What are my options here? I can get really angry and figuratively throw things. I can live in blissful ignorance until the emails come and then freak out. I can just throw my hands up and be prepared to pivot in whatever direction I am forced. The latter is the hallmark of parenting and teaching. You have no idea what is coming your way so you just have to be ready to deal with anything. I hate this option. I am a planner to a fault. You want to know what I will be doing tomorrow or what the kids will be doing a week from today? I can typically tell you with great certainty what will be happening. Now, with their school schedules, I can’t. 

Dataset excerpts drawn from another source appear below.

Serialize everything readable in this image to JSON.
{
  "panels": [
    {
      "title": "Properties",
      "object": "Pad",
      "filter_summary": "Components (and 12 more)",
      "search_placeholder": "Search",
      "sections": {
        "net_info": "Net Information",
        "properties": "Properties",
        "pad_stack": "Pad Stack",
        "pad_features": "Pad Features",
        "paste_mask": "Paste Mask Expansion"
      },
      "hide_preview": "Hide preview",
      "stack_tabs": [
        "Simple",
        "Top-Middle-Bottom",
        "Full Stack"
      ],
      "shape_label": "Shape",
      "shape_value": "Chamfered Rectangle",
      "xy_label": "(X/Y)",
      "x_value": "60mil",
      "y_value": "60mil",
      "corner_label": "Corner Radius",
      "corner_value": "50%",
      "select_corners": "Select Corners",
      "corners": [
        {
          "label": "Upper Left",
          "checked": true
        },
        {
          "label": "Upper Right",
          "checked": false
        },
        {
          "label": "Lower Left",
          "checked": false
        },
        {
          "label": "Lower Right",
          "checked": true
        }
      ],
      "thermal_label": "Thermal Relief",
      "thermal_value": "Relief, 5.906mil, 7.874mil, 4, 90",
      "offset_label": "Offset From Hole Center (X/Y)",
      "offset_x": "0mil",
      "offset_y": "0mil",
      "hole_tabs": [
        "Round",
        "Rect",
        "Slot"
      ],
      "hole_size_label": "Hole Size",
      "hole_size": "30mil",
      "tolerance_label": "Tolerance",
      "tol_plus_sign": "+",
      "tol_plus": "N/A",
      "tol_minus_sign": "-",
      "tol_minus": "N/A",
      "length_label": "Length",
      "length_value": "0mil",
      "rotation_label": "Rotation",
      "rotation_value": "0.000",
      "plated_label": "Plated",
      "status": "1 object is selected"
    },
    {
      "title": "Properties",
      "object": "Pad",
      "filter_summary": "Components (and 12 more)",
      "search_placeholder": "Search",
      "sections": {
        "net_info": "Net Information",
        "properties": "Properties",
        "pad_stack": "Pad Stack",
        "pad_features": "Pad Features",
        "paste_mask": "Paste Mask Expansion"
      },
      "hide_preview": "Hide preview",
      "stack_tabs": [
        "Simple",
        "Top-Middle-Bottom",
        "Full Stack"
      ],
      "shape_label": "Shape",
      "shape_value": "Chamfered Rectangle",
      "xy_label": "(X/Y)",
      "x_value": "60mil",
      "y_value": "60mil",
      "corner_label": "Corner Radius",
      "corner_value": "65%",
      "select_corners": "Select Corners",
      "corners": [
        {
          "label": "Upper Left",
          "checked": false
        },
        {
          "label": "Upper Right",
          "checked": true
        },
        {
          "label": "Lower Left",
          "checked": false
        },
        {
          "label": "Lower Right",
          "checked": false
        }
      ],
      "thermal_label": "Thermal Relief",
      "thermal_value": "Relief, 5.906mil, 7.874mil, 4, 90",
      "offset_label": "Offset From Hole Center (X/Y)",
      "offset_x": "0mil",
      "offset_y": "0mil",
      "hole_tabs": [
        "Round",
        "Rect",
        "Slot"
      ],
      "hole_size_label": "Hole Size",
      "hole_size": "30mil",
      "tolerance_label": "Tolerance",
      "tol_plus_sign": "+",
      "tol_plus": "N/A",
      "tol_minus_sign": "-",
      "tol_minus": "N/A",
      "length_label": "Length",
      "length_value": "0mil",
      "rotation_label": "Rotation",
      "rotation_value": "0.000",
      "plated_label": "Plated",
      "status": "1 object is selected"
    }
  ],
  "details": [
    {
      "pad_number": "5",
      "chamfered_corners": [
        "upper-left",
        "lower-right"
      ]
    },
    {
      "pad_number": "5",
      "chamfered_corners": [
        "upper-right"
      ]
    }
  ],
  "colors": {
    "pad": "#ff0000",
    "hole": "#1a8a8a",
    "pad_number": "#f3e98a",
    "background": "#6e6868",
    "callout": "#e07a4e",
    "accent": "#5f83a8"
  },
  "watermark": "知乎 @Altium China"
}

Most of you as parents can relate to this. We were all preparing for our children, especially those in the upper grades of high school, to be participating in a myriad of extracurricular activities, prepping for the SAT and ACT, and starting the college admissions process. My oldest is a senior in high school. She is currently writing her college admissions essay for East Coast schools. She also has severe arthritis, which qualifies her for the high-risk group of contracting any contagious virus or infection. I am utterly terrified that she is not considering schools here in Calfornia. What can I do? If I attempt to persuade her to stay in California, it will create a rift in our strong relationship. I can’t have that. Thus, I am supporting her in her choice to pursue and attend college on the East Coast; she is particularly enamored with Boston, not that I can really blame her. I am honest with her about my fears, and she acknowledges them as much as an intelligent, empathetic, and hilarious teenager can: she mainly makes jokes about it and tells me there is nothing I can do to keep her here. She’s right. There is nothing I can do about it that wouldn’t strain our relationship or make this exciting and terrifying time harder for her than it needs to be. As her mom, my duty is to love and support her, not stifle her. That is something I learned from my parents, and I turned out okayish.